Productivity vs creativity and the creative’s problem
We need to get things done. And there was a point in my life 2 years ago when the book, Getting Things Done literally saved my life.
I want to break down the 5 pillars of productivity in preparation for a seminar I’m given on this on Sunday at The River Church. (If you’re in the neighbourhood, you are welcome to come – 2:30pm this Sunday.)
Before we begin: productivity vs creativity and the creative’s problem
Ahead of discussing the 5 pillars, I want to make an observation on the problem that we are trying to solve. Most of us have too much on our plate. We are inundated with ‘stuff’ and struggle on a daily, weekly and yearly basis with getting the things done that we need to and/or want to.
Of course, in the end, most stuff comes about right. But I wonder whether we reach anywhere near the potential that we could if we were more organised.
Further more, whilst everything might be alright in the end, the stress levels that we are living at with the weight of responsibility that most of us have crushes and paralyzes us. So whilst we might get to the end of the year with the stuff done that we needed to, it is with the price of exhaustion and the neutering of our creativity.
Yesterday Esko Kilpi challenged me that we should not use the word productivity for humans, but rather the word creativity. My good friend Robin Dickinson also talks about developing a strong NO and not filling out time with so much that we aren’t focussed on the present. Both of them would say that productivity – trying to squeeze more and more out of your day – is a foolish and inhuman pursuit and we should rather seek to have creative whitespace in our days.

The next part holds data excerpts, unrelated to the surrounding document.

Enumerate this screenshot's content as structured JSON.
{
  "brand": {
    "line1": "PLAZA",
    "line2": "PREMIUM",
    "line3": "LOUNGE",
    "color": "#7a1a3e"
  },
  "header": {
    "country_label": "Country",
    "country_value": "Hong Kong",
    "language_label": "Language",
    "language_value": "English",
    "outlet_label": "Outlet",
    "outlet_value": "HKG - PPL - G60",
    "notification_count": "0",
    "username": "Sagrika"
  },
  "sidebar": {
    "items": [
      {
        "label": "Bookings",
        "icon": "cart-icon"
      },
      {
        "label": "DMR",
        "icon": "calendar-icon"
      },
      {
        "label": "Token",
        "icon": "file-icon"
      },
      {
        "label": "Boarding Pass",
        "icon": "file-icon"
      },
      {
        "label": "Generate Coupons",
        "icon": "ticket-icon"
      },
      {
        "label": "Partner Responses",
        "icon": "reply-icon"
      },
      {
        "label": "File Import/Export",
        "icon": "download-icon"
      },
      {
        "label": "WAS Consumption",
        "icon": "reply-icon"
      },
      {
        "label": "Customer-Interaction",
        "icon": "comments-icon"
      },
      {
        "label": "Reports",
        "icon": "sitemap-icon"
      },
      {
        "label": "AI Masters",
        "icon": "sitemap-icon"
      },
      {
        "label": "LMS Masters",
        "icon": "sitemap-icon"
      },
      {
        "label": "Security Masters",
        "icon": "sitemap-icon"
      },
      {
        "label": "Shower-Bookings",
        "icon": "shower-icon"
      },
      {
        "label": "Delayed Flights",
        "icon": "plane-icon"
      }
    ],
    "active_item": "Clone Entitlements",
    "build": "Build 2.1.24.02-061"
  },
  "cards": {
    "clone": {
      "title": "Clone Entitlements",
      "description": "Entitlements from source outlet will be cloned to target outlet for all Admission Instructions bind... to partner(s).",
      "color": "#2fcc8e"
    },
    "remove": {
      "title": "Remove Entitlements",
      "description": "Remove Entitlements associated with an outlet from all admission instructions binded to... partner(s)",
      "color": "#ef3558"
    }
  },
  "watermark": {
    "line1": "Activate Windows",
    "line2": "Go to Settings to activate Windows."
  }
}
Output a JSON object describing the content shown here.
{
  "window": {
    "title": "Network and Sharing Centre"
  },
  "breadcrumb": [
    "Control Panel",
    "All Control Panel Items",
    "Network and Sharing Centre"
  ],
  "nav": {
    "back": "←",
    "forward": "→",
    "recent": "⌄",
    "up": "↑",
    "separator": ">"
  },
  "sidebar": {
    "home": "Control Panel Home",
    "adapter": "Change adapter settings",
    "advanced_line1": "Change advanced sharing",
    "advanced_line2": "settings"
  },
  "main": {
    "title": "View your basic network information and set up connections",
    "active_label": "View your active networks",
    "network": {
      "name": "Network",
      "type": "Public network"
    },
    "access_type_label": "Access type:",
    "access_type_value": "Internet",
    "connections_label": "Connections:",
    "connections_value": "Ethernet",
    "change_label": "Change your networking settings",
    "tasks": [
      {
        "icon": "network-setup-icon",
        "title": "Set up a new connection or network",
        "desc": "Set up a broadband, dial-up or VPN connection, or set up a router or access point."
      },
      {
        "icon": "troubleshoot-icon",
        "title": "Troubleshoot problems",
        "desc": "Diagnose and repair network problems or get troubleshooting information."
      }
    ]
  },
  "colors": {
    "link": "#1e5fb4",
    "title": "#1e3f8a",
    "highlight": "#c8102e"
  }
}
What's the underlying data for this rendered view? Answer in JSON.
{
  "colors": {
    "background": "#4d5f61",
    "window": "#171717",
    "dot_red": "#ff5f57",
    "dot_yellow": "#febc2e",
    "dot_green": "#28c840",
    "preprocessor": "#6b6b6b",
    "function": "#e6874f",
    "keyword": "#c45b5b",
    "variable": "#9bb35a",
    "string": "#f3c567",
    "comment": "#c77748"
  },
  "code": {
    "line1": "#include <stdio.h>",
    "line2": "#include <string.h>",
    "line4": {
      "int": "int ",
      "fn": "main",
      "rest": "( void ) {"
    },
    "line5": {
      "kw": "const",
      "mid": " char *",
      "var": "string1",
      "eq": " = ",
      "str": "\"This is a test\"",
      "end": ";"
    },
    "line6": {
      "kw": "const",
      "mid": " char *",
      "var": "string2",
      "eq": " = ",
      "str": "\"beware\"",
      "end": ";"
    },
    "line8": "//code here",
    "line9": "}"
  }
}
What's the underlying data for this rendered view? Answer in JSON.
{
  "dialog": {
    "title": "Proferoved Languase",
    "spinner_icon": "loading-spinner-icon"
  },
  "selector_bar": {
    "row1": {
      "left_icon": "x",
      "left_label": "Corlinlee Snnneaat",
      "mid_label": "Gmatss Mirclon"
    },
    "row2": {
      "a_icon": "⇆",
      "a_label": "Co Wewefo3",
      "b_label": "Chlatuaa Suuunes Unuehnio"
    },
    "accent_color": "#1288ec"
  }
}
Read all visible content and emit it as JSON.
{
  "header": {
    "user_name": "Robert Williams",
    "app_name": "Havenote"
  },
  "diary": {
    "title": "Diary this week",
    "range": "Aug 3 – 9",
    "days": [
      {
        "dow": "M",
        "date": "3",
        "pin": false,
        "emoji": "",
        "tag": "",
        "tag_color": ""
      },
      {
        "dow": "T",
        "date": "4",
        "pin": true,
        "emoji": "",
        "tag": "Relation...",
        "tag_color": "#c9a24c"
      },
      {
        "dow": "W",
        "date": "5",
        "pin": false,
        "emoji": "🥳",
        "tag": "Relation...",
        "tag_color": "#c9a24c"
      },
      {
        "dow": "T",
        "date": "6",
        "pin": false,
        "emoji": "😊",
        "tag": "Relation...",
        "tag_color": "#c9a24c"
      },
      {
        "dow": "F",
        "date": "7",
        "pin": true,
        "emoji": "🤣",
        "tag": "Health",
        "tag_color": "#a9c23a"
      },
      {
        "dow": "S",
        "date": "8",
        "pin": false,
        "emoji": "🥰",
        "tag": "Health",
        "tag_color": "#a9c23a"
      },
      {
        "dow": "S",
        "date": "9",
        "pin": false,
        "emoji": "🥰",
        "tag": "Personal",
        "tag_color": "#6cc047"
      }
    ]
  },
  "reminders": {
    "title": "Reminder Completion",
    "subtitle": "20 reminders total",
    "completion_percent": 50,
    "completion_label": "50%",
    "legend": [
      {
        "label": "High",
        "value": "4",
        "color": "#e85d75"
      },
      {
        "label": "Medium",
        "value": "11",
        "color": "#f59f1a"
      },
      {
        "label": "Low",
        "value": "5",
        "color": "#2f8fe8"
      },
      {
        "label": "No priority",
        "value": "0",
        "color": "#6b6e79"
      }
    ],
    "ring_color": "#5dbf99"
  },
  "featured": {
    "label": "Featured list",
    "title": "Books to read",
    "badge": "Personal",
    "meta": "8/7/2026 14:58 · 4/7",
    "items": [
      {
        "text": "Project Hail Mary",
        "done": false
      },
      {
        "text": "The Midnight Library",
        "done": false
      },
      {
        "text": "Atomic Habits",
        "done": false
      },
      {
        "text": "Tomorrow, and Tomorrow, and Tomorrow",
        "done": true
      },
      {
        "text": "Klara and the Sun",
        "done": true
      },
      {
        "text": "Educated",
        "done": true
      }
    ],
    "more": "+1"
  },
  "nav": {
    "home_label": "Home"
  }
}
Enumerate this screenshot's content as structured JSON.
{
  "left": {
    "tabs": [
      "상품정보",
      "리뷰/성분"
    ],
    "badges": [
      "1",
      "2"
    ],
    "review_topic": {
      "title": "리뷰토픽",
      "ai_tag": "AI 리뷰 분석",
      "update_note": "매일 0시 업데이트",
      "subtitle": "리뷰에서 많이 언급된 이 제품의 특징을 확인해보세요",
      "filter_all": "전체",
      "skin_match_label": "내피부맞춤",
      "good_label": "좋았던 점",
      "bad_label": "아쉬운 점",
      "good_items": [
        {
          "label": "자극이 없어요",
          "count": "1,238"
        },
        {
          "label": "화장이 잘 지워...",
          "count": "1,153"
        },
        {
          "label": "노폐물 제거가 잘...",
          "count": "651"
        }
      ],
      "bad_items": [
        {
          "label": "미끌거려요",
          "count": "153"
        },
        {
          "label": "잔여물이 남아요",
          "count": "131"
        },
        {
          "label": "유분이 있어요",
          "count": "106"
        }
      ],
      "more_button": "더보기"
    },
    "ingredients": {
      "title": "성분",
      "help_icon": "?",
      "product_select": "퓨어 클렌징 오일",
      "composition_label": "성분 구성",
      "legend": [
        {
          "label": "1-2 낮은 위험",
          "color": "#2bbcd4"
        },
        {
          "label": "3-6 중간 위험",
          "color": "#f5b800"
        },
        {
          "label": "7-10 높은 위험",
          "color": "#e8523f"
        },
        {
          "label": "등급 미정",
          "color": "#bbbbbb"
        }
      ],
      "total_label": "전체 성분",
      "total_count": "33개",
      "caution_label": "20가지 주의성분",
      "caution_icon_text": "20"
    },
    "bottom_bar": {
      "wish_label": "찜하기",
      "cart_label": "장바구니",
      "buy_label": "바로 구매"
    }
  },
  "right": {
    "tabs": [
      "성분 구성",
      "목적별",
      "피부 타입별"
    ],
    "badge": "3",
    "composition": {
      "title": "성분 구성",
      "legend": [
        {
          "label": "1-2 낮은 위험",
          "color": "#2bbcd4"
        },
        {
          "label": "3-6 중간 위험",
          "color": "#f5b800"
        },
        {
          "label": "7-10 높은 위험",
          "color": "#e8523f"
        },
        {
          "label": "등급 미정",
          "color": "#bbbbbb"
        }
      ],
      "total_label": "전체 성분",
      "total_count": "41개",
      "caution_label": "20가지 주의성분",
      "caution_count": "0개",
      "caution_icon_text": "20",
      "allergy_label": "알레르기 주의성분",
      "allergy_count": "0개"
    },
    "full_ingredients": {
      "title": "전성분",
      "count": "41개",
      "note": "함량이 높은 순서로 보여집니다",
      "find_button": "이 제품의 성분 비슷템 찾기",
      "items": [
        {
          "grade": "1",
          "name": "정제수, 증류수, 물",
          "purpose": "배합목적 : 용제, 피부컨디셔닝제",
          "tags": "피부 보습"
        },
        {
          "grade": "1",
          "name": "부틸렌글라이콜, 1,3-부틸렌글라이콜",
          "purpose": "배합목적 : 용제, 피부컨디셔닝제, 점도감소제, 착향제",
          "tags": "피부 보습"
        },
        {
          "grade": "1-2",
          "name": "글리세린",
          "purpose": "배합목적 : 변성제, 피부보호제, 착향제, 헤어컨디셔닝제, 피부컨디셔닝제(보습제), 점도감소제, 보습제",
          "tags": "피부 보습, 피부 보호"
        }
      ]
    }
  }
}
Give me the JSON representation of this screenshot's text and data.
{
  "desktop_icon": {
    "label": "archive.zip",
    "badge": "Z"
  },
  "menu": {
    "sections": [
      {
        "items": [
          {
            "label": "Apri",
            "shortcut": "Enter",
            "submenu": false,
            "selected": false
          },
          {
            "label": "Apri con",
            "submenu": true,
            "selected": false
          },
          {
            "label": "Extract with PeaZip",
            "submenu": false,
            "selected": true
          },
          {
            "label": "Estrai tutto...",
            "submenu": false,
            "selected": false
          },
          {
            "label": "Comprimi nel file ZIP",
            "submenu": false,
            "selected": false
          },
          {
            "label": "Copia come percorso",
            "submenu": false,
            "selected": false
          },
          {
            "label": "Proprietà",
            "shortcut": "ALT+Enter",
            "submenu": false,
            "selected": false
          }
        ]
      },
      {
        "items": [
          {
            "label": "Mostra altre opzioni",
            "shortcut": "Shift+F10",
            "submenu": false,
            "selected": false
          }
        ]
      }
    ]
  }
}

Whilst I certainly don’t fall into the other side of the ditch – working 18 hours a day is not working smart – I am working in an environment where I have a lot to do and oversee and my days are on the fuller side as opposed to the free side.
Furthermore, anyone who is ‘creative’ knows that creativity requires discipline. And productivity requires creativity. The two are intrinsically linked and I wonder if it isn’t just a semantic game playing them off against each other.
The 3 values of this balanced life
Thus my premise for productivity, revolves around some core values that are a healthy balance of creativity but also reality:
- Integrity. That you become a reliable person, to others and to yourself, and that you do what you say you will do.
- Efficiently effective. That you become efficient, giving the time to tasks that they require in order to give you time for creativity, and that your creativity and thinking time is effective. This also denotes control and mastery of what of you do.
- Healthy. That you have balance between work and play (not just work, not just play), between enjoying rights and managing responsibilities, and that you enjoy a clear mind. This is freedom.
I think that whether we call it productivity or creativity, these three are good qualities that span all spectrums.